Use the interactive app below to explore this further. Move the slider to choose a different slope and watch how the regression line (left) and your position on the cost function curve (right) change together:

#| '!! shinylive warning !!': |
#|   shinylive does not work in self-contained HTML documents.
#|   Please set `embed-resources: false` in your metadata.
#| standalone: true
#| viewerHeight: 500

library(shiny)

data_points <- data.frame(x = c(1, 2, 3), y = c(1, 2, 3))

ui <- fluidPage(
  titlePanel("Interactive Cost Function Explorer"),

  sidebarLayout(
    sidebarPanel(
      sliderInput("slope",
                  "Slope Parameter:",
                  min = -2, max = 4, value = 1, step = 0.1),
      br(),
      h4("Current Values:"),
      textOutput("current_slope"),
      textOutput("current_equation"),
      textOutput("current_ssr"),
      br(),
      p("Move the slider to see how the slope affects:"),
      tags$ul(
        tags$li("The regression line (left plot)"),
        tags$li("Your position on the cost function (right plot)")
      )
    ),

    mainPanel(
      plotOutput("combined_plot", height = "400px")
    )
  )
)

server <- function(input, output) {

  current_calculations <- reactive({
    predictions <- input$slope * data_points$x
    residuals <- data_points$y - predictions
    ssr <- sum(residuals^2)
    list(predictions = predictions, residuals = residuals, ssr = ssr)
  })

  cost_data <- reactive({
    slopes <- seq(-2, 4, by = 0.1)
    ssr_values <- sapply(slopes, function(b) {
      preds <- b * data_points$x
      resids <- data_points$y - preds
      sum(resids^2)
    })
    list(slopes = slopes, ssr = ssr_values)
  })

  output$current_slope <- renderText({
    paste("Slope:", round(input$slope, 2))
  })

  output$current_equation <- renderText({
    paste0("Equation: Ŷ = 0 + ", round(input$slope, 2), " * X")
  })

  output$current_ssr <- renderText({
    calc <- current_calculations()
    ssr_terms <- paste0("(", data_points$y, " - ", round(calc$predictions, 2), ")^2", collapse = " + ")
    ssr_value <- round(calc$ssr, 2)
    paste0("SSR: ", ssr_terms, " = ", ssr_value)
  })

  output$combined_plot <- renderPlot({
    par(mfrow = c(1, 2), mar = c(4, 4, 2, 1))

    # Left: Regression plot
    plot(data_points$x, data_points$y, pch = 19, col = "blue",
         xlim = c(0, 4), ylim = c(-2, 6),
         xlab = "x", ylab = "y", main = "Regression Line")
    abline(0, input$slope, col = "red", lwd = 2)

    calc <- current_calculations()
    segments(data_points$x, data_points$y, data_points$x, calc$predictions,
             col = "gray", lty = 2)

    # Right: Cost function
    cost <- cost_data()
    plot(cost$slopes, cost$ssr, type = "l", col = "darkred", lwd = 2,
         xlab = "Slope Parameter", ylab = "Sum of Squared Residuals",
         main = "Cost Function")
    points(input$slope, calc$ssr, col = "red", pch = 19, cex = 1.5)
  })
}

shinyApp(ui = ui, server = server)
Correlation vs. Causation

Our model shows a strong association between wealth and democracy, but this does not prove that wealth causes democracy.
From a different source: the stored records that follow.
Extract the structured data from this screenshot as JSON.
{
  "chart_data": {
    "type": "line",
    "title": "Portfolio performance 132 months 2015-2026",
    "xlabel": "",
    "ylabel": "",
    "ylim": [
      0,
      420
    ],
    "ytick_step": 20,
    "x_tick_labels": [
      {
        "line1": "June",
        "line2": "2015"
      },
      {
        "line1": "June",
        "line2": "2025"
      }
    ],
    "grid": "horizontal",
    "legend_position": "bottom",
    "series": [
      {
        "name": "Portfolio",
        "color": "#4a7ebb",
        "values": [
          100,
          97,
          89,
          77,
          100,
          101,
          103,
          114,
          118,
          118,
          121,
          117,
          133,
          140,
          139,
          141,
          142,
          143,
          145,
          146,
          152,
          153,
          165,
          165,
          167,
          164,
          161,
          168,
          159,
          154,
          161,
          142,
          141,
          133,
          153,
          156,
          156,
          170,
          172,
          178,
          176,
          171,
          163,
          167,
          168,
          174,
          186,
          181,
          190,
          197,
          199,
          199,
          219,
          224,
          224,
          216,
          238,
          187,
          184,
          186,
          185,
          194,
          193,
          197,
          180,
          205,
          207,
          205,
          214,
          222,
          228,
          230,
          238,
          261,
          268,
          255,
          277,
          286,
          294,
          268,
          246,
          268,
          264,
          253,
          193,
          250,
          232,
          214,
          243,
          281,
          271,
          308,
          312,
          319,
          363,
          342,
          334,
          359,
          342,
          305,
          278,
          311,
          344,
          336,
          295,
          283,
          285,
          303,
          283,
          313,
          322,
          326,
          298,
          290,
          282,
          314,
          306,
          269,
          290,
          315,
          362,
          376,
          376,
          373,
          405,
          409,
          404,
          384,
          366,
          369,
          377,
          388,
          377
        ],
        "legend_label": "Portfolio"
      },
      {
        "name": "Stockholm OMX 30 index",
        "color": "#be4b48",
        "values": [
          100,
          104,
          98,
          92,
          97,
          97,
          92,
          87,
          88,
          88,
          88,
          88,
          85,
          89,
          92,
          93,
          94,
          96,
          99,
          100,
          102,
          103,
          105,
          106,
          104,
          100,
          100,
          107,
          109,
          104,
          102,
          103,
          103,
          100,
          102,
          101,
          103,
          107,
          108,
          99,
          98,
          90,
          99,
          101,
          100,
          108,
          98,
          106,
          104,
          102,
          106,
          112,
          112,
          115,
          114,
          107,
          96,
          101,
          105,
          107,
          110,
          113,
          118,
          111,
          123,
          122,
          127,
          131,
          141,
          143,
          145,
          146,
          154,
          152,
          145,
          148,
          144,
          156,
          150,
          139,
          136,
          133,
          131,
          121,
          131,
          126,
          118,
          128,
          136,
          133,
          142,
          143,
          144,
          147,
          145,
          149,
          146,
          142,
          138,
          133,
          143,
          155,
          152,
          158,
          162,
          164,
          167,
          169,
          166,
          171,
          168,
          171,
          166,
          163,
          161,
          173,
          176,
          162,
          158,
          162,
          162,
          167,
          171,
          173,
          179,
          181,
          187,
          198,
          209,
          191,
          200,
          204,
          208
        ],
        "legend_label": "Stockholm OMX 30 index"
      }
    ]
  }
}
Several explanations are possible:

  1. Wealth → Democracy: Economic development may create conditions supporting democratic institutions
  2. Democracy → Wealth: Democratic institutions may promote economic growth
  3. Third variable: Other factors (education, geography, culture) may influence both wealth and democracy
  4. Reverse causation: The relationship may work in both directions simultaneously

Establishing causation requires more sophisticated methods — natural experiments, instrumental variables, or randomized controlled trials — beyond the scope of this course.